Die europäische Cybergentur Enisa hat in einem Bericht über die Gefahren durch KI KI eingesetzt und dabei die erwartbaren Fehler produziert. Wie der Spiegel (Paywall) berichtet(öffnet im neuen Fenster) , fielen den IT-Sicherheitsforschern Raphael Springer und Prof. Dr. Christian Dietrich vom Institut für Internet-Sicherheit an der Westfälischen Hochschule die Fehler bei der Durchsicht der Berichte auf.

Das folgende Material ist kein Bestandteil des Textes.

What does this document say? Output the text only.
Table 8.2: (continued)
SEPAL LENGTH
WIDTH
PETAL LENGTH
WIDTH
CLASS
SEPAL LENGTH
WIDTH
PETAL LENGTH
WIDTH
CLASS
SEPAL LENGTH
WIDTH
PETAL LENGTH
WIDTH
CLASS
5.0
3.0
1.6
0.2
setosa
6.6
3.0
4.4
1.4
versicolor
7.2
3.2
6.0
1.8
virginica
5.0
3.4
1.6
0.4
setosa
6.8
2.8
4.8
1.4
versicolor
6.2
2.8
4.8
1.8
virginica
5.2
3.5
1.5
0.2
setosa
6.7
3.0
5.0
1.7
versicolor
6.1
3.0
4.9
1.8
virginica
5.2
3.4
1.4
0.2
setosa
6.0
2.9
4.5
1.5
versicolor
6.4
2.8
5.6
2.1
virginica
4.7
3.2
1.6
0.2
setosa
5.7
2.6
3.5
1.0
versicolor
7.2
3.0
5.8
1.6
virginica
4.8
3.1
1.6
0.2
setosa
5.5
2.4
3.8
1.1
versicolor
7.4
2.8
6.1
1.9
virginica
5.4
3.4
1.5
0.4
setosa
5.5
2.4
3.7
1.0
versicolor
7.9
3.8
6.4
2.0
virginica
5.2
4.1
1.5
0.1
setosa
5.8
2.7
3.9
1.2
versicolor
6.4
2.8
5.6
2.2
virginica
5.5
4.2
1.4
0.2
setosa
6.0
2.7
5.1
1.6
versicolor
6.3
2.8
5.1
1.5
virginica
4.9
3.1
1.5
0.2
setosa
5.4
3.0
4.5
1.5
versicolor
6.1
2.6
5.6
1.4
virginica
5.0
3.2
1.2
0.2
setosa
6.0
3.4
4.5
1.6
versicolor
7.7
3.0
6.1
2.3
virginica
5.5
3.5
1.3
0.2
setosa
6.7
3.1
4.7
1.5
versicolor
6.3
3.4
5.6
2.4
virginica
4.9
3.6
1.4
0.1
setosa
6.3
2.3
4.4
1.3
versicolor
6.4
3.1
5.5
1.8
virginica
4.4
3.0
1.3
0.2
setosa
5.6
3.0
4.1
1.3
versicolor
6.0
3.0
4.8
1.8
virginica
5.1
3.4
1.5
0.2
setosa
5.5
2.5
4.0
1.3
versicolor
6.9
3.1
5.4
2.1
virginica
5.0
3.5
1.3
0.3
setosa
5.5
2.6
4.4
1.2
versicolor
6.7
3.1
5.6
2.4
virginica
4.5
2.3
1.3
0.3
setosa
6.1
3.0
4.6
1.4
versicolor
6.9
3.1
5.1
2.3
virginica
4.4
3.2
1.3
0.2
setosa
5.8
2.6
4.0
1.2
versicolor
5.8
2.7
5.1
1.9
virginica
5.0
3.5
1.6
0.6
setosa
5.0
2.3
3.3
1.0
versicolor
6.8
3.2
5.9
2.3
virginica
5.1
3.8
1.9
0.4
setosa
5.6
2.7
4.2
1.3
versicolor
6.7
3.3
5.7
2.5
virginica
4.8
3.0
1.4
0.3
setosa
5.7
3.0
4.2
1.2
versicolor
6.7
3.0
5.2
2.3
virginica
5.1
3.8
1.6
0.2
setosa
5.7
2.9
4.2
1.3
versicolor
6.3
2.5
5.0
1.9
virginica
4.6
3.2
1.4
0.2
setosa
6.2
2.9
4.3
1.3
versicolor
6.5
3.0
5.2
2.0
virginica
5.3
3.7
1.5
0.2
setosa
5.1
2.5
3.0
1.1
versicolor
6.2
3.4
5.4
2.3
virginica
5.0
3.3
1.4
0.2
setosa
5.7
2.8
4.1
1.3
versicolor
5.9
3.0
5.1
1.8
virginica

Dietrich sei nur auf den Einsatz von KI aufmerksam geworden, weil ihm einige Textpassagen unschlüssig vorgekommen seien und er deshalb die Primärquelle überprüfen habe wollen, heißt es weiter. Dabei sei entdeckt worden, dass Links in den Quellenangaben nicht funktionierten.

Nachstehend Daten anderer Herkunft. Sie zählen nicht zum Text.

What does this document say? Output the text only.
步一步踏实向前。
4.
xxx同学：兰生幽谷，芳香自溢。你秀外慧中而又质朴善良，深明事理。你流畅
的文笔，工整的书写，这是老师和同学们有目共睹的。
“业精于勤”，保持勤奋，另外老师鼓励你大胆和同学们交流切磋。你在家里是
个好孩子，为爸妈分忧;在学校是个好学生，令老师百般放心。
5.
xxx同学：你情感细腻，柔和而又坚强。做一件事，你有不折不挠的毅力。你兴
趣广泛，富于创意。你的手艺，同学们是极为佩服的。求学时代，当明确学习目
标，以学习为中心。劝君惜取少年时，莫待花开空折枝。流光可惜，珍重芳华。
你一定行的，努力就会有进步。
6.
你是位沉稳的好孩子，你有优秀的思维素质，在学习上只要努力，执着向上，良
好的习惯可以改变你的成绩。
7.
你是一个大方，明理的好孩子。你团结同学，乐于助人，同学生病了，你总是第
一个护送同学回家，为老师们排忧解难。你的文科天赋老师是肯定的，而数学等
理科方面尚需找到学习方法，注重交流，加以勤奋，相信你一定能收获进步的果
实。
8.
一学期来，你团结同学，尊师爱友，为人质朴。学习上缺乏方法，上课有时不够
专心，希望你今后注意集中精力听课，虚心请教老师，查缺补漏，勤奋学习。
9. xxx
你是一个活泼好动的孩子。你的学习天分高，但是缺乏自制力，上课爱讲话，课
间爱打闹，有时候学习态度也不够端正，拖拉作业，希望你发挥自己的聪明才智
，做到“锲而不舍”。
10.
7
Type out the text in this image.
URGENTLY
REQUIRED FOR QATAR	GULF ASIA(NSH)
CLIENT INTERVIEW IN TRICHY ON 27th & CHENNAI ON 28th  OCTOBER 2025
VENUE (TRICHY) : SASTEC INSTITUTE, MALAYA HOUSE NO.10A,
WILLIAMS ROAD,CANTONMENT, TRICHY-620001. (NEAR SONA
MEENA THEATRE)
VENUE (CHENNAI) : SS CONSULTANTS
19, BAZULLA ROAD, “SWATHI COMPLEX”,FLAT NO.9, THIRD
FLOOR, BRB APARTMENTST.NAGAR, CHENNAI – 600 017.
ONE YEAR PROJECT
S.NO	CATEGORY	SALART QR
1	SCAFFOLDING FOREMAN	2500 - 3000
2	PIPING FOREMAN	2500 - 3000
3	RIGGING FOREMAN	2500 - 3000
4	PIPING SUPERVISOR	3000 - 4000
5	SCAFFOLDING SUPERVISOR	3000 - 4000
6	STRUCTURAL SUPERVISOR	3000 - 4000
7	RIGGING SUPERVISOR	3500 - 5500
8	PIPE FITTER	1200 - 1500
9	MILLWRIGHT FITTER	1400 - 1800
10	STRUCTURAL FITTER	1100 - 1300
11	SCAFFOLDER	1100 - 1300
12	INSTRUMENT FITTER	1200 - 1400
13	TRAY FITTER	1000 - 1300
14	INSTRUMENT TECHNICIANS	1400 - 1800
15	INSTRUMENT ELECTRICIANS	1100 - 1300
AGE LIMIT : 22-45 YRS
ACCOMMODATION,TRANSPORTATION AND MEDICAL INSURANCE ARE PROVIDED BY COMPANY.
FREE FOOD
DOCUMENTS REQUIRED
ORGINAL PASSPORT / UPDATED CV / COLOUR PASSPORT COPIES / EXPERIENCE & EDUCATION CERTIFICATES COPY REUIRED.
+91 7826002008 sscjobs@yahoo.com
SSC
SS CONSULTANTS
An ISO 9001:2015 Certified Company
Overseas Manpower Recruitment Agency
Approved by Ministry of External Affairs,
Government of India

Kleinere redaktionelle Überarbeitungen

Als Beispiel wird der Verweis auf eine russische Hackergruppe angeführt, die von Microsoft als Midnight Blizzard bezeichnet wird. Im Link zur Quellenangabe auf einen Bericht von Microsoft taucht allerdings der Name APT 29 auf, der in anderen Unternehmen die übliche Bezeichnung für dieselbe Hackergruppe ist, bei Microsoft aber zu einer ungültigen URL führt.

Auf eine Anfrage des Spiegels hin räumte Enisa den Einsatz von KI für kleinere redaktionelle Überarbeitungen ein, wodurch einige gültige Links verändert worden seien. Die Aussagen des Berichts seien ungeachtet dessen valide, so die Agentur zum Spiegel.

Öffentliche Behörde mit wichtiger Aufgabe

Dietrich stört sich laut dem Spiegel daran, dass es dich bei der Enisa um eine öffentliche Behörde handelt, die in seinen Augen eine sehr wichtige Aufgabe hat. Zu dieser gehöre es, verlässliche und nachvollziehbare Berichte herauszugeben, was in diesem Fall nicht geschehen sei, so Dietrich. Die fehlerhaften Angaben wurden laut dem Spiegel inzwischen korrigiert.

Die Enisa betreibt auch die Schwachstellendatenbank EUVD und setzt dabei auf Vertrauenswürdigkeit und Transparenz.